Das Jahresende wollen wir nutzen, um all jenen ganz herzlich zu danken, die uns 2011 unterstützt haben.
Unsere Arbeit geht 2012 weiter: Im Januar stehen gleich mehrere Gerichtsverhandlungen von Whistleblowerinnen und Whistleblowern an, die wir begleiten wollen. Im Februar wird es eine öffentliche Anhörung zur Notwendigkeit gesetzlichen Whistleblowerschutzes im Bundestagsausschuss für Arbeit und Soziales geben, bei dem wir vertreten sind. Ende März werden wir unsere Ausstellung im Europäischen Parlament in Brüssel präsentieren.

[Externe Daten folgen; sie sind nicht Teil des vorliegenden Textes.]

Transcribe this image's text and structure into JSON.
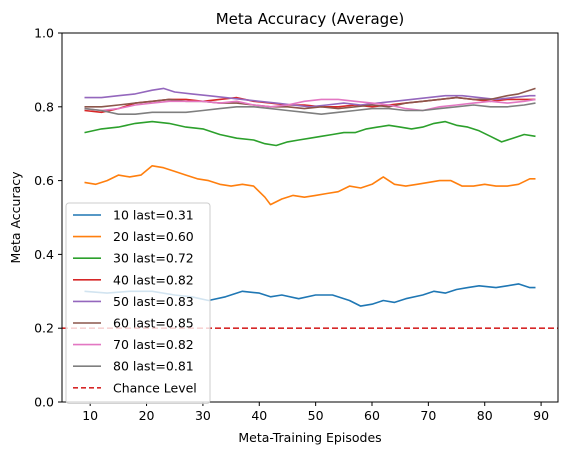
{
  "chart_data": {
    "type": "line",
    "title": "Meta Accuracy (Average)",
    "xlabel": "Meta-Training Episodes",
    "ylabel": "Meta Accuracy",
    "xlim": [
      5,
      93
    ],
    "ylim": [
      0.0,
      1.0
    ],
    "xticks": [
      "10",
      "20",
      "30",
      "40",
      "50",
      "60",
      "70",
      "80",
      "90"
    ],
    "yticks": [
      "0.0",
      "0.2",
      "0.4",
      "0.6",
      "0.8",
      "1.0"
    ],
    "grid": false,
    "legend_position": "lower left",
    "chance_level": {
      "label": "Chance Level",
      "y": 0.2,
      "color": "#d62728"
    },
    "series": [
      {
        "name": "10 last=0.31",
        "color": "#1f77b4",
        "points": [
          [
            9,
            0.3
          ],
          [
            13,
            0.295
          ],
          [
            17,
            0.3
          ],
          [
            21,
            0.3
          ],
          [
            25,
            0.29
          ],
          [
            28,
            0.285
          ],
          [
            31,
            0.275
          ],
          [
            34,
            0.285
          ],
          [
            37,
            0.3
          ],
          [
            40,
            0.295
          ],
          [
            42,
            0.285
          ],
          [
            44,
            0.29
          ],
          [
            47,
            0.28
          ],
          [
            50,
            0.29
          ],
          [
            53,
            0.29
          ],
          [
            56,
            0.275
          ],
          [
            58,
            0.26
          ],
          [
            60,
            0.265
          ],
          [
            62,
            0.275
          ],
          [
            64,
            0.27
          ],
          [
            66,
            0.28
          ],
          [
            69,
            0.29
          ],
          [
            71,
            0.3
          ],
          [
            73,
            0.295
          ],
          [
            75,
            0.305
          ],
          [
            77,
            0.31
          ],
          [
            79,
            0.315
          ],
          [
            82,
            0.31
          ],
          [
            84,
            0.315
          ],
          [
            86,
            0.32
          ],
          [
            88,
            0.31
          ],
          [
            89,
            0.31
          ]
        ]
      },
      {
        "name": "20 last=0.60",
        "color": "#ff7f0e",
        "points": [
          [
            9,
            0.595
          ],
          [
            11,
            0.59
          ],
          [
            13,
            0.6
          ],
          [
            15,
            0.615
          ],
          [
            17,
            0.61
          ],
          [
            19,
            0.615
          ],
          [
            21,
            0.64
          ],
          [
            23,
            0.635
          ],
          [
            25,
            0.625
          ],
          [
            27,
            0.615
          ],
          [
            29,
            0.605
          ],
          [
            31,
            0.6
          ],
          [
            33,
            0.59
          ],
          [
            35,
            0.585
          ],
          [
            37,
            0.59
          ],
          [
            39,
            0.585
          ],
          [
            41,
            0.555
          ],
          [
            42,
            0.535
          ],
          [
            44,
            0.55
          ],
          [
            46,
            0.56
          ],
          [
            48,
            0.555
          ],
          [
            50,
            0.56
          ],
          [
            52,
            0.565
          ],
          [
            54,
            0.57
          ],
          [
            56,
            0.585
          ],
          [
            58,
            0.58
          ],
          [
            60,
            0.59
          ],
          [
            62,
            0.61
          ],
          [
            64,
            0.59
          ],
          [
            66,
            0.585
          ],
          [
            68,
            0.59
          ],
          [
            70,
            0.595
          ],
          [
            72,
            0.6
          ],
          [
            74,
            0.6
          ],
          [
            76,
            0.585
          ],
          [
            78,
            0.585
          ],
          [
            80,
            0.59
          ],
          [
            82,
            0.585
          ],
          [
            84,
            0.585
          ],
          [
            86,
            0.59
          ],
          [
            88,
            0.605
          ],
          [
            89,
            0.605
          ]
        ]
      },
      {
        "name": "30 last=0.72",
        "color": "#2ca02c",
        "points": [
          [
            9,
            0.73
          ],
          [
            12,
            0.74
          ],
          [
            15,
            0.745
          ],
          [
            18,
            0.755
          ],
          [
            21,
            0.76
          ],
          [
            24,
            0.755
          ],
          [
            27,
            0.745
          ],
          [
            30,
            0.74
          ],
          [
            33,
            0.725
          ],
          [
            36,
            0.715
          ],
          [
            39,
            0.71
          ],
          [
            41,
            0.7
          ],
          [
            43,
            0.695
          ],
          [
            45,
            0.705
          ],
          [
            47,
            0.71
          ],
          [
            49,
            0.715
          ],
          [
            51,
            0.72
          ],
          [
            53,
            0.725
          ],
          [
            55,
            0.73
          ],
          [
            57,
            0.73
          ],
          [
            59,
            0.74
          ],
          [
            61,
            0.745
          ],
          [
            63,
            0.75
          ],
          [
            65,
            0.745
          ],
          [
            67,
            0.74
          ],
          [
            69,
            0.745
          ],
          [
            71,
            0.755
          ],
          [
            73,
            0.76
          ],
          [
            75,
            0.75
          ],
          [
            77,
            0.745
          ],
          [
            79,
            0.735
          ],
          [
            81,
            0.72
          ],
          [
            83,
            0.705
          ],
          [
            85,
            0.715
          ],
          [
            87,
            0.725
          ],
          [
            89,
            0.72
          ]
        ]
      },
      {
        "name": "40 last=0.82",
        "color": "#d62728",
        "points": [
          [
            9,
            0.79
          ],
          [
            12,
            0.785
          ],
          [
            15,
            0.795
          ],
          [
            18,
            0.81
          ],
          [
            21,
            0.815
          ],
          [
            24,
            0.82
          ],
          [
            27,
            0.82
          ],
          [
            30,
            0.815
          ],
          [
            33,
            0.82
          ],
          [
            36,
            0.825
          ],
          [
            39,
            0.815
          ],
          [
            42,
            0.81
          ],
          [
            45,
            0.805
          ],
          [
            48,
            0.805
          ],
          [
            51,
            0.8
          ],
          [
            54,
            0.8
          ],
          [
            57,
            0.805
          ],
          [
            60,
            0.8
          ],
          [
            63,
            0.805
          ],
          [
            66,
            0.81
          ],
          [
            69,
            0.815
          ],
          [
            72,
            0.82
          ],
          [
            75,
            0.825
          ],
          [
            78,
            0.82
          ],
          [
            81,
            0.815
          ],
          [
            84,
            0.82
          ],
          [
            87,
            0.82
          ],
          [
            89,
            0.82
          ]
        ]
      },
      {
        "name": "50 last=0.83",
        "color": "#9467bd",
        "points": [
          [
            9,
            0.825
          ],
          [
            12,
            0.825
          ],
          [
            15,
            0.83
          ],
          [
            18,
            0.835
          ],
          [
            21,
            0.845
          ],
          [
            23,
            0.85
          ],
          [
            25,
            0.84
          ],
          [
            28,
            0.835
          ],
          [
            31,
            0.83
          ],
          [
            34,
            0.825
          ],
          [
            37,
            0.82
          ],
          [
            40,
            0.815
          ],
          [
            43,
            0.81
          ],
          [
            46,
            0.805
          ],
          [
            49,
            0.8
          ],
          [
            52,
            0.805
          ],
          [
            55,
            0.81
          ],
          [
            58,
            0.805
          ],
          [
            61,
            0.81
          ],
          [
            64,
            0.815
          ],
          [
            67,
            0.82
          ],
          [
            70,
            0.825
          ],
          [
            73,
            0.83
          ],
          [
            76,
            0.83
          ],
          [
            79,
            0.825
          ],
          [
            82,
            0.82
          ],
          [
            85,
            0.825
          ],
          [
            88,
            0.83
          ],
          [
            89,
            0.83
          ]
        ]
      },
      {
        "name": "60 last=0.85",
        "color": "#8c564b",
        "points": [
          [
            9,
            0.8
          ],
          [
            12,
            0.8
          ],
          [
            15,
            0.805
          ],
          [
            18,
            0.81
          ],
          [
            21,
            0.815
          ],
          [
            24,
            0.82
          ],
          [
            27,
            0.815
          ],
          [
            30,
            0.815
          ],
          [
            33,
            0.81
          ],
          [
            36,
            0.81
          ],
          [
            39,
            0.805
          ],
          [
            42,
            0.8
          ],
          [
            45,
            0.8
          ],
          [
            48,
            0.795
          ],
          [
            51,
            0.8
          ],
          [
            54,
            0.795
          ],
          [
            57,
            0.8
          ],
          [
            60,
            0.805
          ],
          [
            63,
            0.8
          ],
          [
            66,
            0.81
          ],
          [
            69,
            0.815
          ],
          [
            72,
            0.82
          ],
          [
            75,
            0.825
          ],
          [
            78,
            0.82
          ],
          [
            81,
            0.82
          ],
          [
            84,
            0.83
          ],
          [
            86,
            0.835
          ],
          [
            88,
            0.845
          ],
          [
            89,
            0.85
          ]
        ]
      },
      {
        "name": "70 last=0.82",
        "color": "#e377c2",
        "points": [
          [
            9,
            0.795
          ],
          [
            12,
            0.79
          ],
          [
            15,
            0.795
          ],
          [
            18,
            0.805
          ],
          [
            21,
            0.81
          ],
          [
            24,
            0.815
          ],
          [
            27,
            0.815
          ],
          [
            30,
            0.815
          ],
          [
            33,
            0.81
          ],
          [
            36,
            0.815
          ],
          [
            39,
            0.805
          ],
          [
            42,
            0.8
          ],
          [
            45,
            0.805
          ],
          [
            48,
            0.815
          ],
          [
            51,
            0.82
          ],
          [
            54,
            0.82
          ],
          [
            57,
            0.815
          ],
          [
            60,
            0.81
          ],
          [
            63,
            0.805
          ],
          [
            66,
            0.795
          ],
          [
            69,
            0.79
          ],
          [
            72,
            0.8
          ],
          [
            75,
            0.805
          ],
          [
            78,
            0.81
          ],
          [
            81,
            0.815
          ],
          [
            84,
            0.81
          ],
          [
            87,
            0.815
          ],
          [
            89,
            0.82
          ]
        ]
      },
      {
        "name": "80 last=0.81",
        "color": "#7f7f7f",
        "points": [
          [
            9,
            0.795
          ],
          [
            12,
            0.79
          ],
          [
            15,
            0.78
          ],
          [
            18,
            0.78
          ],
          [
            21,
            0.785
          ],
          [
            24,
            0.785
          ],
          [
            27,
            0.785
          ],
          [
            30,
            0.79
          ],
          [
            33,
            0.795
          ],
          [
            36,
            0.8
          ],
          [
            39,
            0.8
          ],
          [
            42,
            0.795
          ],
          [
            45,
            0.79
          ],
          [
            48,
            0.785
          ],
          [
            51,
            0.78
          ],
          [
            54,
            0.785
          ],
          [
            57,
            0.79
          ],
          [
            60,
            0.795
          ],
          [
            63,
            0.795
          ],
          [
            66,
            0.79
          ],
          [
            69,
            0.79
          ],
          [
            72,
            0.795
          ],
          [
            75,
            0.8
          ],
          [
            78,
            0.805
          ],
          [
            81,
            0.8
          ],
          [
            84,
            0.8
          ],
          [
            87,
            0.805
          ],
          [
            89,
            0.81
          ]
        ]
      }
    ]
  }
}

Um all dies und noch viel mehr auch 2012 erfolgreich leisten zu können, brauchen wir noch mehr Menschen, die unsere Ziele teilen, die mitarbeiten (sei es projektbezogen z.B. bei Übersetzungen unserer Ausstellungstexte oder regelmäßig als neues Vereinsmitglied) und wir brauchen auch mehr Spenden um unsere Aktivitäten finanzieren zu können. Hierfür bitten wir um Ihre Unterstützung!
Whistleblower Netzwerk e.V. wünscht Ihnen allen ein gutes und erfolgreiches Jahr 2012.